La Rouste Juin 2004 - Les presses du Midi Un parchemin qui vous fera oublier d’huiler le dos de votre lascive promise qui habite le string bleu voisin de votre bermuda de chez Tati qui vous colle aux roustons grâce au subtil mélange de votre transpiration avec la saumure, reliquat de votre dernier bain de l’après midi. « La Rouste » de Michel Jacquet, un roman policier écrit par un policier de chez nous. Nous sommes dans la volaille de proximité, un poulet du terroir à la plume d’excellence. Il connaît bien le sujet l’ancien ! Nous croisons ses personnages tous les matins. Après quelques pages, tous les vieux beaux tenanciers de brasserie sur le vieux port ont quelque chose de monsieur Edouard, et si leur copain s’appelle Zè, L’embrouille n’est pas loin. Ca flingue dru au pays de Marius et Jeannette. Ca va si vite que la vengeance n’est pas un plat qui se mange froid. Sitôt servi, sitôt dessoudé. Une histoire d’homme d’honneur, de parole, où la justice et le droit ne s’écrivent pas dans les livres, où les codes ne vous éclairent pas sur le droit chemin à prendre. « La rouste », une vraie histoire marseillaise rouge de sang des méchants. A Marseille, en littérature, on craint dégun.
L'Enfer Blanche
Mai 1993 - Compte d'auteur Les toxicos, la violence, les banlieues à risque et la prostitution, Michel Jacquet connaît. Policier à Marseille, il vit dans les quartiers nord de la cité phocéenne.
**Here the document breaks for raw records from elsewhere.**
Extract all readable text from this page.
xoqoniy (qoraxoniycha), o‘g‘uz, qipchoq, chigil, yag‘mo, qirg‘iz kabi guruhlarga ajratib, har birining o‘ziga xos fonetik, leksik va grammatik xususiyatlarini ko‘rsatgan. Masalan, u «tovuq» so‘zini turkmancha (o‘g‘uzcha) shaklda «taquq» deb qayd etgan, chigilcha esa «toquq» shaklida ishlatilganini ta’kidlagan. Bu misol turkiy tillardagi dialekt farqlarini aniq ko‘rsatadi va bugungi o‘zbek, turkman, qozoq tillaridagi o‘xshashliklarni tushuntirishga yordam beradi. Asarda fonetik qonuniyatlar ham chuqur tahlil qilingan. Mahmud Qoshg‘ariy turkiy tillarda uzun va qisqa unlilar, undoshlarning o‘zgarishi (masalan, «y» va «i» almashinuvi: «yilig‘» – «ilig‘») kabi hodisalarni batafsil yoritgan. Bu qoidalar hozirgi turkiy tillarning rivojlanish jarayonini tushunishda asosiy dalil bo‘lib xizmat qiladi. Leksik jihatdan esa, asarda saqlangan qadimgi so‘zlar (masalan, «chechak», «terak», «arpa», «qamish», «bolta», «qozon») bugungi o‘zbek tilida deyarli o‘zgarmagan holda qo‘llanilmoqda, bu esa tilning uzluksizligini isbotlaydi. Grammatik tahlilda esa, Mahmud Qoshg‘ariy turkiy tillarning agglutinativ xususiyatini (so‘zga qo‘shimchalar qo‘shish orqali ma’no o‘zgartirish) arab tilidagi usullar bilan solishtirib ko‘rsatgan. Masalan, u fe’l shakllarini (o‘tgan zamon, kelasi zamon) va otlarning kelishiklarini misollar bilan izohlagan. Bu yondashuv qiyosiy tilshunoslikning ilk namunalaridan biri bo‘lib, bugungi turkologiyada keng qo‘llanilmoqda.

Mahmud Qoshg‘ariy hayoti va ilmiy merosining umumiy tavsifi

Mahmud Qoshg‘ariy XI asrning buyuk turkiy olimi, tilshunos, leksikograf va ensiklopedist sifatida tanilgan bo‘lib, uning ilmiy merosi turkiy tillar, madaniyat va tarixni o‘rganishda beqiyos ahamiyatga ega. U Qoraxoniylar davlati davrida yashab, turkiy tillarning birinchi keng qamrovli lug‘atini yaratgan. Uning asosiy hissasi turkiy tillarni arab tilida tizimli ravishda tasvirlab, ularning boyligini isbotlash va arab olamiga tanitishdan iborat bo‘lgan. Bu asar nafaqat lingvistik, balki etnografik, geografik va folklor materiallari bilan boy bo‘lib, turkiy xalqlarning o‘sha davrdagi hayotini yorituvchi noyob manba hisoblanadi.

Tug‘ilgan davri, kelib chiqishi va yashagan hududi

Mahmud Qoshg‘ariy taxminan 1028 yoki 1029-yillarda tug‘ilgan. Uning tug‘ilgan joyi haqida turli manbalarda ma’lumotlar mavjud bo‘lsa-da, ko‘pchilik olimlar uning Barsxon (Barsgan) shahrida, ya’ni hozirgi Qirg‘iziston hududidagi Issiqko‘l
C’est ce monde ou un de ces mondes, où se croisent les déshérités de toute sorte, qui a inspiré le roman de Michel Jacquet. Réalité ou fiction ? Qu’importe, comme semble le crier ce livre où un policier tente de sauver une jeune prostituée de l’engrenage de la drogue et de la prostitution. Avec « L’enfer blanche » Michel Jacquet signe un premier ouvrage qui traite d’un sujet actuel, la drogue, au travers de destins excessifs. Un roman noir, une vitrine de la vie.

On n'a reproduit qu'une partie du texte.